By geoffb on
I think I have found out why, since moving to Drupal, our content is no longer getting indexed as part of the Google News Crawl.
The reason seems to be that according to Google, the URL for each article must contain a unique number consisting of at least three digits and, as we are using the pathauto module to give us clean urls.
Any suggestions on ways around that besides turning off pathauto?
Thanks,
Geoff
Comments
The reason seems to be that
There was a forum posting months ago that discounted this, but that's besides the point.
Try the year/month/date etc patterns of pathauto. This will give the number with digits that Google is supposed to be looking for.
----
Previously user Ramdak.
Creating a News Sitemap
Thanks for the reply and the ideas, ventat-rk.
I did a search of drupal.org but couldn't find the forum posting you mentioned.
Google's own support page at http://www.google.com/support/news_pub/bin/answer.py?answer=40741 says the URL for each article must contain a unique number consisting of at least three digits.

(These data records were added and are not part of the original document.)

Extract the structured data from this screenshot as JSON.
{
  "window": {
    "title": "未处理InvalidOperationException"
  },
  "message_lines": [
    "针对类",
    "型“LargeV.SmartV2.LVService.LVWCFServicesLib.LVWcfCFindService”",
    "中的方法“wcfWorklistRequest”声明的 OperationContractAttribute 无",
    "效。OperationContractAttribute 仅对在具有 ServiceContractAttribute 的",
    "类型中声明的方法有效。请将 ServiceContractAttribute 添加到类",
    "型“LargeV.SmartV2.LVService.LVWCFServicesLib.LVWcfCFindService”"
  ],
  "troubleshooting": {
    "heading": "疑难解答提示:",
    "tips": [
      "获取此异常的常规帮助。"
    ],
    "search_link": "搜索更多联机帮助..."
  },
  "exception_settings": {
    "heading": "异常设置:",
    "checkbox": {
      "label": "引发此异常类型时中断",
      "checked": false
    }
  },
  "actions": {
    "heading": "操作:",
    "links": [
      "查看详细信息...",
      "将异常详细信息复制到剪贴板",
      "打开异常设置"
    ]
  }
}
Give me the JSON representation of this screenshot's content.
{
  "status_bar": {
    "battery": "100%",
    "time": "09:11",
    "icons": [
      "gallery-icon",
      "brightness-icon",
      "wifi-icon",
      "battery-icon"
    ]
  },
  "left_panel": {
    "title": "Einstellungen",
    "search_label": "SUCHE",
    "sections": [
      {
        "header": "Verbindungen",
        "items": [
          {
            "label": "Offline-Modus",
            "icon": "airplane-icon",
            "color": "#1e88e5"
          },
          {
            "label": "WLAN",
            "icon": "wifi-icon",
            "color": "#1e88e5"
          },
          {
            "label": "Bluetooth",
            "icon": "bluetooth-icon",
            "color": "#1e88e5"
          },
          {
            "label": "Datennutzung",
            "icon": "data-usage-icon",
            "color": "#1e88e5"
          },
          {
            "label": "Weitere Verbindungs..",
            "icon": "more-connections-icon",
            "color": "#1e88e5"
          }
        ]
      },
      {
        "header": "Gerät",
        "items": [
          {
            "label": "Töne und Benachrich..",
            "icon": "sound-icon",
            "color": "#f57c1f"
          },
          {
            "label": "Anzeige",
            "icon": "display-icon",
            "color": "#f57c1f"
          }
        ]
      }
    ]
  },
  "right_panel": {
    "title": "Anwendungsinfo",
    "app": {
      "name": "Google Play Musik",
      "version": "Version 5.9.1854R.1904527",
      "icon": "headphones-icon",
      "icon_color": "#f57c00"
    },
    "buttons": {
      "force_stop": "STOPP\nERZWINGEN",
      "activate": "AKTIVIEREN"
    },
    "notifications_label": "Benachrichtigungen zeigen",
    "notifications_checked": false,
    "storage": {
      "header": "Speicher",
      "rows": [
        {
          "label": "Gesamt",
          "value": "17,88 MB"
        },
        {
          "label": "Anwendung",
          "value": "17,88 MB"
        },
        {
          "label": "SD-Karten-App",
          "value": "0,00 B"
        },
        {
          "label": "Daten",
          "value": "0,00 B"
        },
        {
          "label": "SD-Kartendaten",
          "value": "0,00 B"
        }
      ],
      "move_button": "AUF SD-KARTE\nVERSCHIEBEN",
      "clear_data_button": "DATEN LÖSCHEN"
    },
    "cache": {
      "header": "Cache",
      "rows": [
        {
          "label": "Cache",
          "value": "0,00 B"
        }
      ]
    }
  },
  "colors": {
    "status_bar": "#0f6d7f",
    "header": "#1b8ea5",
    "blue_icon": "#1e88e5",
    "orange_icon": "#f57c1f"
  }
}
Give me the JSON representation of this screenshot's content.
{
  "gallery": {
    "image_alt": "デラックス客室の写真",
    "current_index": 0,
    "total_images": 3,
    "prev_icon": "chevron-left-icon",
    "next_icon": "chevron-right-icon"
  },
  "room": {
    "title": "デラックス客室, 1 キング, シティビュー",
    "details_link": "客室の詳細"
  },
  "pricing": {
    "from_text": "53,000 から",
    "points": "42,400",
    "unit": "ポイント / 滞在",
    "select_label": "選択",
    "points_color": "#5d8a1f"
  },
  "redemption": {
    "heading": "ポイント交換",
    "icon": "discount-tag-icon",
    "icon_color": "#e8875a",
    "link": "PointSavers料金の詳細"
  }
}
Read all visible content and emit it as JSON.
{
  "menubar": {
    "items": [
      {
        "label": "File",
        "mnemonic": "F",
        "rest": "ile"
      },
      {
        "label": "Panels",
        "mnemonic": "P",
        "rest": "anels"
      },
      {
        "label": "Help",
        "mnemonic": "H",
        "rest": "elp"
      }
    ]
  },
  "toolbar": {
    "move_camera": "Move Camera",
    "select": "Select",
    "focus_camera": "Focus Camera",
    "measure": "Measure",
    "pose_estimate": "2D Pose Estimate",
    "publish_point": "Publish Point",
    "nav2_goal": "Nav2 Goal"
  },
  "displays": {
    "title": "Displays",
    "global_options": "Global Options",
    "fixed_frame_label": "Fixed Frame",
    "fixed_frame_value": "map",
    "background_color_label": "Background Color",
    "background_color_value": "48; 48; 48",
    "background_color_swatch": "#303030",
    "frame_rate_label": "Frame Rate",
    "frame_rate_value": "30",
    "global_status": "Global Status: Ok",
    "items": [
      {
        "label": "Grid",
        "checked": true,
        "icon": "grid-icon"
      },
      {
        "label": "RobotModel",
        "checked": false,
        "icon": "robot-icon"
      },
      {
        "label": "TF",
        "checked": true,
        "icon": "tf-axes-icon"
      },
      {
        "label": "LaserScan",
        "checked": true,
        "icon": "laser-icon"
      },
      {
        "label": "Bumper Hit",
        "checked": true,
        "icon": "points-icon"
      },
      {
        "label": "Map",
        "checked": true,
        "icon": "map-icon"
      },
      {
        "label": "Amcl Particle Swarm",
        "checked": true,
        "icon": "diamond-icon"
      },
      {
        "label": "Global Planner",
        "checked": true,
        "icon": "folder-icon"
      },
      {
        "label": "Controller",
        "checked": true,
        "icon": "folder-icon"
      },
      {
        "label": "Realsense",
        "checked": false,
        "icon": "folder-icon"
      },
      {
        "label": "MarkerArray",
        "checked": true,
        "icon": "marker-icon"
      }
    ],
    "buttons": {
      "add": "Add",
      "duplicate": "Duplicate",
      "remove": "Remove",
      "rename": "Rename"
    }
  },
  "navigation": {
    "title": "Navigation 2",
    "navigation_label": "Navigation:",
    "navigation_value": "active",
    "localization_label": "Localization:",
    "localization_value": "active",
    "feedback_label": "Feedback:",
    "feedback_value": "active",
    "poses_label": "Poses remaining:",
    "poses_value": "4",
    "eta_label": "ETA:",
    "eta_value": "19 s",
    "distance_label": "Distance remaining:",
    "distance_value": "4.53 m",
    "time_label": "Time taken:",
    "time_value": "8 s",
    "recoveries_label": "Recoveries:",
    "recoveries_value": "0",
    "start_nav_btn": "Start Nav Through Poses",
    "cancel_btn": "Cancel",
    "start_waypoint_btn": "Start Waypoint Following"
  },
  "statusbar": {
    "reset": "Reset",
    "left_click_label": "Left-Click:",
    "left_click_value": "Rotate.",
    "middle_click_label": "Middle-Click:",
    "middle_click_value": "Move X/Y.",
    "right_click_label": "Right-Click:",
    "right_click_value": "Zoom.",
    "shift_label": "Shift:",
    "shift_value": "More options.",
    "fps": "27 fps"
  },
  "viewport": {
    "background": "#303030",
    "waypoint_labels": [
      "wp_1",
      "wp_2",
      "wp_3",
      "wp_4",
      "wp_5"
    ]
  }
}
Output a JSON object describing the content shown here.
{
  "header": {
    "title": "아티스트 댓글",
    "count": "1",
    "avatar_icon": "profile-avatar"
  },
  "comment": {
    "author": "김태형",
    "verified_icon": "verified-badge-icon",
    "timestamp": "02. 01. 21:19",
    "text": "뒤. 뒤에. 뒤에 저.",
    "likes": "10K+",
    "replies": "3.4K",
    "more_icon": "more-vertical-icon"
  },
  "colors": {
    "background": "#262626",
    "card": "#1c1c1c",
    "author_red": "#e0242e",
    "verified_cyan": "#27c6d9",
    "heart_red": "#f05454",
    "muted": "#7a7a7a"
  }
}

It also notes that "this number can't consist of only an isolated four-digit number that resembles a year."
Since my first post, I found another Google page (http://www.google.com/support/webmasters/bin/answer.py?answer=42738) that talks about creating a News Sitemap. As we have over 20,000 articles where the path would likely need changing, I'm thinking maybe this is the way to go.
But,again, I'm still always open to suggestions.
Geoff
Hi Geoff, Pathauto has the
Hi Geoff,
Pathauto has the following patterns that generate numbers in the urls:
By combining one of the other placeholders [title] with a couple of these, say [yyyy], [mm] [dd], you would get urls with multiple numbers exceeding the isolated four digit number. For example,
[title]/[yyyy]/[mm]/[dd]Perhaps that would solve your problem?
----
Previously user Ramdak.
Hi, I had the next pattern:
Hi,
I had the next pattern: os/[termpath-raw]/[yyyy]/[mm]/[dd]/[hour]/[min]
But after upgrade to pathauto-5.x-2.2 and token-5.x-1.11 tokens [hour] and [min] do not correct any more.
What shoud I do?
Please help.